Even though the far right in Malta does not have significant electoral strength, far right ideology haunts the political system and is at times embraced by elements within the main political parties, Green Party leader Michael Briguglio said this morning.
He was speaking during a seminar on "Populism and the Far Right", organised by the Green European and Ceratonia foundations.
The Alternattiva Demokratika chairman said examples included the PN's attempt to give the impression that Maltese society was homogeneous and characterised by a one-size-fits-all lifestyles, at the exclusion of minorities, Labour's attempt to give the impression that it could maintain wasteful practices and lower utility bills as well as the latter's immigration populism, where it attempted to sell the idea that Malta could do it alone and solve the 'problem' once and for all.

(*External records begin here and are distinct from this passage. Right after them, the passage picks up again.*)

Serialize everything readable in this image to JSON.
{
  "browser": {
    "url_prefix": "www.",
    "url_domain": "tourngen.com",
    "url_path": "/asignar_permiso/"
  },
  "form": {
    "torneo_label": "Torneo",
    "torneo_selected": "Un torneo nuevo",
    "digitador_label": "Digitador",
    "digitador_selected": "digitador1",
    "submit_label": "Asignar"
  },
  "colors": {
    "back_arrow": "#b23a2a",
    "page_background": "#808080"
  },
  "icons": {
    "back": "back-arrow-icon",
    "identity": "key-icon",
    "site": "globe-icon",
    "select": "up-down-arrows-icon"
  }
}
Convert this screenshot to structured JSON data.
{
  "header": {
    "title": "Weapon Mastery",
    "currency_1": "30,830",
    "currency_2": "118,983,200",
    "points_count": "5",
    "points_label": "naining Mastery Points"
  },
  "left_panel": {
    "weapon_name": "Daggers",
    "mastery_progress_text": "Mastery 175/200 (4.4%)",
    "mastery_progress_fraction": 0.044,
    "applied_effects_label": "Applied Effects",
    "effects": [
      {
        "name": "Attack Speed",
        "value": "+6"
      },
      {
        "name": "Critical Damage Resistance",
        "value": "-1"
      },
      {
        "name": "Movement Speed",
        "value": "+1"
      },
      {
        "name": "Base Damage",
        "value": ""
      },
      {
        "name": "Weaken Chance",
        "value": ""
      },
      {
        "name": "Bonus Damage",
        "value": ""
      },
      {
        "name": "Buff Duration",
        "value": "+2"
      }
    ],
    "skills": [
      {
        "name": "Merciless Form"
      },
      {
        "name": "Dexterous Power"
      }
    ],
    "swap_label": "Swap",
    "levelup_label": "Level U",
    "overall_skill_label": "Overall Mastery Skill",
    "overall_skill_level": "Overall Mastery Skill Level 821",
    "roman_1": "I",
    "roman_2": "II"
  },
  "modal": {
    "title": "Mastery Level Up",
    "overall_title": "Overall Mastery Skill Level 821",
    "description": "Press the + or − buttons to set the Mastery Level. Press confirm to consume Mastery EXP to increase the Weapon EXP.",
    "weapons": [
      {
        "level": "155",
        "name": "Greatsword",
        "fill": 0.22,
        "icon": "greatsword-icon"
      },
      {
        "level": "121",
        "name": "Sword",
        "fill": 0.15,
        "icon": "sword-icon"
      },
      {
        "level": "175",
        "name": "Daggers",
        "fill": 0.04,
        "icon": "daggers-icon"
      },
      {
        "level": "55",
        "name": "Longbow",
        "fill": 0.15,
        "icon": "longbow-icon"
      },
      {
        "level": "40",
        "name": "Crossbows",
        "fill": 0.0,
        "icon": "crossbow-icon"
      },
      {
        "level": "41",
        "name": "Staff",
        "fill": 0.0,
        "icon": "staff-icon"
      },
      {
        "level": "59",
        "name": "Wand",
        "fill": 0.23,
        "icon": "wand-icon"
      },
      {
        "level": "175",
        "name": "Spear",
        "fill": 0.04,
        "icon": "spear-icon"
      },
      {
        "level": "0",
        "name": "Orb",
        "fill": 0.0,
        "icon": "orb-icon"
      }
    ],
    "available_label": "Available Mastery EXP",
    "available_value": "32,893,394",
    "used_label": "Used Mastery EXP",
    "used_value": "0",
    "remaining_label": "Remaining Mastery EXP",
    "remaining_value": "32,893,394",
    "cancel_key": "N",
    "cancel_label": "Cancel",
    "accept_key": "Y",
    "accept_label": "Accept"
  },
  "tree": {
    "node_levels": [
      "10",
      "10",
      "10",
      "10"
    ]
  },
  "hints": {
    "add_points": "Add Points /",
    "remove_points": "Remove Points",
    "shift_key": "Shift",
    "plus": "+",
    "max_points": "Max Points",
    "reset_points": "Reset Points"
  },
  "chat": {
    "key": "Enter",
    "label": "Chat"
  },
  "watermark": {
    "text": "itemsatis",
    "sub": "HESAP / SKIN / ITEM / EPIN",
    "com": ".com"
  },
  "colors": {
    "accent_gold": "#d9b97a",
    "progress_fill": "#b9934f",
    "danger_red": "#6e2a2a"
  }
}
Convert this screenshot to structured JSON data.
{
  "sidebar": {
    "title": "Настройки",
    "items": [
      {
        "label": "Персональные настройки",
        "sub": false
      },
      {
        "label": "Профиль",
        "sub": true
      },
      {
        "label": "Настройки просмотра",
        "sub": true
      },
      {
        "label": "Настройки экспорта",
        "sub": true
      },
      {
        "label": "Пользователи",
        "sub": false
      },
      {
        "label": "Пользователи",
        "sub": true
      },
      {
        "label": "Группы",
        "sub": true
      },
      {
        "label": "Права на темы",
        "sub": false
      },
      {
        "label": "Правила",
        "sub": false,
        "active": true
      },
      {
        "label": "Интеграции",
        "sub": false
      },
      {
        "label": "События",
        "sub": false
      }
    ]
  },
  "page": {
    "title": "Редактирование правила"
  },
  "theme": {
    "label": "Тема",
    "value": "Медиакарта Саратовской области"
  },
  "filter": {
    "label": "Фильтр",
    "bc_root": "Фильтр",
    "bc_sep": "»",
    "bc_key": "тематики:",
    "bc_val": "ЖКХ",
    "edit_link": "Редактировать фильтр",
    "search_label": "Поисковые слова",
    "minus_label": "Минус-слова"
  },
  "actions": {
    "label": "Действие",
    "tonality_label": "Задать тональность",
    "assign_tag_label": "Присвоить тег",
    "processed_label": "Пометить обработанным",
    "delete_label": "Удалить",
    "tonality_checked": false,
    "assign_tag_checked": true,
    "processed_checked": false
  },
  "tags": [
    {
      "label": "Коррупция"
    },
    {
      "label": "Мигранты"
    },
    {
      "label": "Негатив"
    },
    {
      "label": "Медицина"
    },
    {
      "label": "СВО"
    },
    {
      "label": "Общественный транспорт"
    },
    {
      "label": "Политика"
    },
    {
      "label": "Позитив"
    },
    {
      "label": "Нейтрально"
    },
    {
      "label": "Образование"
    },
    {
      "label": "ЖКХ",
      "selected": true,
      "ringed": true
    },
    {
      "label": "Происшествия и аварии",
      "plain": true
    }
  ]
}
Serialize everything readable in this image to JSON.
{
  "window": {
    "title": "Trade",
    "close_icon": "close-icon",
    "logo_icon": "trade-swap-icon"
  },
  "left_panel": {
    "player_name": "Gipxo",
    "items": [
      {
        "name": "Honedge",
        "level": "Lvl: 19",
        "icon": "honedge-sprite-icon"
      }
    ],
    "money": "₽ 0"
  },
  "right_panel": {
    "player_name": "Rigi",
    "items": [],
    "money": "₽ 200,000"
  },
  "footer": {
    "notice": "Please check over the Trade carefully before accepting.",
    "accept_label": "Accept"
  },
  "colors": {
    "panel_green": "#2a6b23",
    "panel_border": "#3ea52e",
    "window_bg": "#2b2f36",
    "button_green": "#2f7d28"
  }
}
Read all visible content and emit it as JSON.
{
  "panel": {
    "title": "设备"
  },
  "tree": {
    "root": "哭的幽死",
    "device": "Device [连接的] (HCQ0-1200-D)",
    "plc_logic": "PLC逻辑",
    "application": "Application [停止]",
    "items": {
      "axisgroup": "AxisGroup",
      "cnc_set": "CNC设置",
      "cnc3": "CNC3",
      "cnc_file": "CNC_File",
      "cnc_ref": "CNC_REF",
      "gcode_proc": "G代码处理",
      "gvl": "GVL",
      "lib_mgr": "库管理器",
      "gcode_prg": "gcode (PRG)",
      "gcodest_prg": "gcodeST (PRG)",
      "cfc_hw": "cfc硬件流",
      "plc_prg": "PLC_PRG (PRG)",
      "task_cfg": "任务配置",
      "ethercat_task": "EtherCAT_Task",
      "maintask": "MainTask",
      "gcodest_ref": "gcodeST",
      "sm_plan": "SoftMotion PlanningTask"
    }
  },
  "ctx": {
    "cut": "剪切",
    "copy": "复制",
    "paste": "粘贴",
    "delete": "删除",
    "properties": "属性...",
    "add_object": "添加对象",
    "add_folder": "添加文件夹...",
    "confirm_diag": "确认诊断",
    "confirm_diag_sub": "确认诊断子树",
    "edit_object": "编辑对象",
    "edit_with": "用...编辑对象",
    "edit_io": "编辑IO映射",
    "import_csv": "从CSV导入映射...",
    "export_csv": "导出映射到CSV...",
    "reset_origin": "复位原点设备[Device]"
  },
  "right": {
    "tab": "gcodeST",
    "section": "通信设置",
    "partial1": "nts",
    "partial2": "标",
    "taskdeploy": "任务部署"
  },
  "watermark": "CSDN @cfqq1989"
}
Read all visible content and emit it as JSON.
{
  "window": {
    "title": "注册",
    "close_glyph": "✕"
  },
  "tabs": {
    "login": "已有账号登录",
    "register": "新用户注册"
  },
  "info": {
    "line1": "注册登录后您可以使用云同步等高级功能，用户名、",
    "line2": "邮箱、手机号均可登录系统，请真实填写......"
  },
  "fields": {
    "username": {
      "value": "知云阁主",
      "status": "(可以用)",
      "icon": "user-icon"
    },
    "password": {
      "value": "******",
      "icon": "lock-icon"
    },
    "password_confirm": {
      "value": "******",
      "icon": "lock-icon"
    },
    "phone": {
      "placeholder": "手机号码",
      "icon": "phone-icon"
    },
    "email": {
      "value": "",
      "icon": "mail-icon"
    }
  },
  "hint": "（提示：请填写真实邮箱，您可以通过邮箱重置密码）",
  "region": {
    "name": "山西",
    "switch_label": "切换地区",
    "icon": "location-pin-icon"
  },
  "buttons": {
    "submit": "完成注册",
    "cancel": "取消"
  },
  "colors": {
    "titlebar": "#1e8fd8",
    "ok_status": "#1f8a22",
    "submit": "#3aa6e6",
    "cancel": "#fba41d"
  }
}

There was then the fiscal populism of both the Nationalist and Labour parties, who promised expenditure increases in areas such as social policy without committing themselves for progressive generation of revenue.
"Their staunch opposition to the financial transaction tax is a case in point. When elections approach, both PNPL increase populist propaganda, as was the case in the 2009 European elections when both parties gave a false impression on the immigration issue through cheap propaganda."
The main speakers of the seminar were Dutch sociologist and director of Bureau de Helling, the research foundation of the Dutch Green Party Dick Pels, anthropologist and head of Sociology Department Mark Anthony Falzon, historian and It-Torca editor Aleks Farrugia, and Maria Pisani from Integra Foundation.